Danielle Conrad, Executive Director, ACLU of Nebraska

For 50 years, the ACLU of Nebraska has defended the individual rights and liberties of all Nebraskans. Right now, civil forfeiture in our state exists without meaningful checks and balances to ensure fairness for individuals battling to recover their private property that is ensnared within a system that is stacked in favor of the government. There is no question that civil forfeiture originated with legitimate public safety purposes in mind but our research clearly illustrates that private property is too often seized without any evidence that it has been used in connection with a crime. Nebraska is not alone in exploring these much needed reforms and in fact similar successful bipartisan efforts in other states have provided a sound model for these bills. We thank Senator Garrett and his co-sponsors for their leadership and are excited about the diverse outpouring of support already amassed in favor of these bills, ensuring a strong chance for meaningful reform to be adopted this session.
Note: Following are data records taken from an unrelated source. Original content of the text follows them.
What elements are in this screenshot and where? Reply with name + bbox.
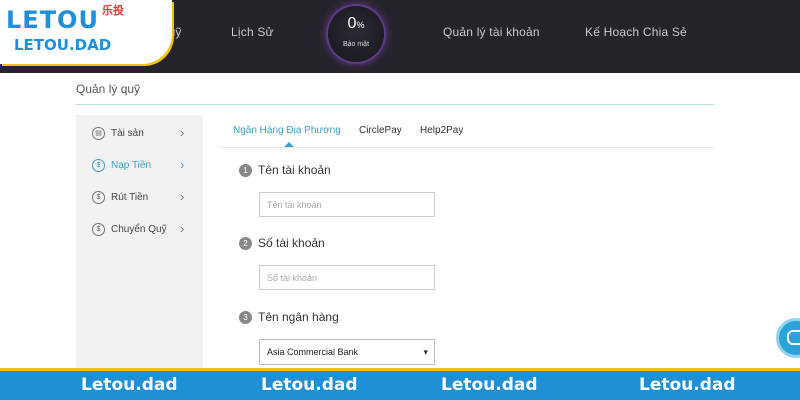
tab-help2pay[interactable]: Help2Pay — [420, 125, 463, 136]
nav-account-management[interactable]: Quản lý tài khoản — [443, 25, 540, 39]
brand-logo[interactable]: LETOU 乐投 LETOU.DAD — [0, 0, 172, 64]
step-number: 3 — [239, 311, 252, 324]
chevron-right-icon: › — [180, 221, 185, 236]
page-title: Quản lý quỹ — [76, 82, 141, 96]
sidebar-item-label: Nạp Tiền — [111, 160, 152, 171]
withdraw-icon: $ — [92, 191, 105, 204]
logo-domain: LETOU.DAD — [14, 36, 112, 54]
tabs-divider — [220, 147, 714, 148]
step-bank-name: 3 Tên ngân hàng — [239, 310, 339, 324]
sidebar-item-label: Chuyển Quỹ — [111, 224, 167, 235]
step-label: Số tài khoản — [258, 236, 325, 250]
sidebar-item-label: Rút Tiền — [111, 192, 149, 203]
tab-local-bank[interactable]: Ngân Hàng Địa Phương — [233, 125, 341, 136]
step-account-name: 1 Tên tài khoản — [239, 163, 331, 177]
nav-history[interactable]: Lịch Sử — [231, 25, 274, 39]
step-label: Tên tài khoản — [258, 163, 331, 177]
security-percent: 0% — [347, 15, 365, 32]
watermark-text: Letou.dad — [81, 375, 178, 395]
chevron-right-icon: › — [180, 189, 185, 204]
step-number: 2 — [239, 237, 252, 250]
title-divider — [76, 104, 714, 105]
account-number-input[interactable] — [259, 265, 435, 290]
step-label: Tên ngân hàng — [258, 310, 339, 324]
security-badge[interactable]: 0% Bảo mật — [328, 6, 384, 62]
sidebar-item-withdraw[interactable]: $ Rút Tiền › — [92, 189, 192, 209]
step-number: 1 — [239, 164, 252, 177]
security-label: Bảo mật — [342, 41, 370, 48]
sidebar-item-deposit[interactable]: $ Nạp Tiền › — [92, 157, 192, 177]
transfer-icon: $ — [92, 223, 105, 236]
chevron-right-icon: › — [180, 125, 185, 140]
tab-circlepay[interactable]: CirclePay — [359, 125, 402, 136]
chevron-right-icon: › — [180, 157, 185, 172]
step-account-number: 2 Số tài khoản — [239, 236, 325, 250]
wallet-icon: ▤ — [92, 127, 105, 140]
bank-select-value: Asia Commercial Bank — [267, 347, 359, 357]
sidebar-item-assets[interactable]: ▤ Tài sản › — [92, 125, 192, 145]
sidebar-item-transfer[interactable]: $ Chuyển Quỹ › — [92, 221, 192, 241]
live-chat-button[interactable] — [776, 318, 800, 358]
deposit-icon: $ — [92, 159, 105, 172]
bank-select[interactable]: Asia Commercial Bank ▾ — [259, 339, 435, 365]
chat-bubble-icon — [787, 330, 800, 345]
nav-share-plan[interactable]: Kế Hoạch Chia Sẻ — [585, 25, 687, 39]
account-name-input[interactable] — [259, 192, 435, 217]
watermark-text: Letou.dad — [261, 375, 358, 395]
sidebar: ▤ Tài sản › $ Nạp Tiền › $ Rút Tiền › $ … — [76, 115, 203, 370]
logo-chinese: 乐投 — [102, 4, 124, 17]
sidebar-item-label: Tài sản — [111, 128, 144, 139]
watermark-text: Letou.dad — [441, 375, 538, 395]
chevron-down-icon: ▾ — [423, 347, 428, 357]
logo-wordmark: LETOU — [6, 6, 99, 34]
watermark-band: Letou.dad Letou.dad Letou.dad Letou.dad — [0, 368, 800, 400]
watermark-text: Letou.dad — [639, 375, 736, 395]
Gavin Geis, Executive Director, Common Cause Nebraska, 402-710-0583,

Common Cause Nebraska supports LB1108 and Senator Garrett’s efforts to shine light on the archaic process of civil forfeiture in Nebraska. It’s a sad state of affairs when even the Auditor doesn’t know how much is being seized by our law enforcement agencies. Moreover, without transparency a number of lingering questions will always remain: How large is civil forfeiture’s role in footing the bill for law enforcement? Are there racial and economic disparities at play in the seizure process that require greater scrutiny? It’s time we open the process of civil forfeiture for all Nebraskans to examine and hold to the phrase carved over our Capitol’s entrance, “The salvation of the state is watchfulness in the citizen.”

Jesse Hathaway, Managing Editor/Budget & Tax News, The Heartland Institute, cell: 614.769.7828

The Heartland Institute’s mission is to discover, develop, and promote free-market solutions to social and economic problems, and we are very excited to be able to work with the American Civil Liberties Union today.

In Nebraska’s civil forfeiture process, property owners are presumed guilty and their property seized, before being charged with a crime, unless they contest the forfeiture, proving they were not aware their property was being used illegally. Unless an owner actively works to recover his or her property, spending more assets to retrieve their assets, it will be lost forever to the government, through no fault of their own.

The current system, although well-intentioned, is demonstrably broken, and Nebraskans’ rights to private property and due process are being violated. By working together, this diverse coalition will protect the citizens of this state, and make the system fairer and more equitable for all.

Lee McGrath, Legislative Council, Institute for Justice,

The Institute for Justice is the National Law Firm for Liberty.  IJ works to limit the size and scope of government power and to ensure that all Americans have the right to control their own destinies as free and responsible members of society. 

Since 1991, IJ has come to the aid of individuals who want to do the simple things every American has the right to do—including own property, start and grow a business, speak freely about commerce or politics, and provide their children with a good education—but can’t because they find the government in their way.


No Nebraskan acquitted of a crime in criminal court should lose his property through forfeiture in civil court. That can happen under the current forfeiture law used by law enforcement across the state. State legislators should seize the moment to change the state's forfeiture laws and better secure the property and due process rights of all Nebraskans."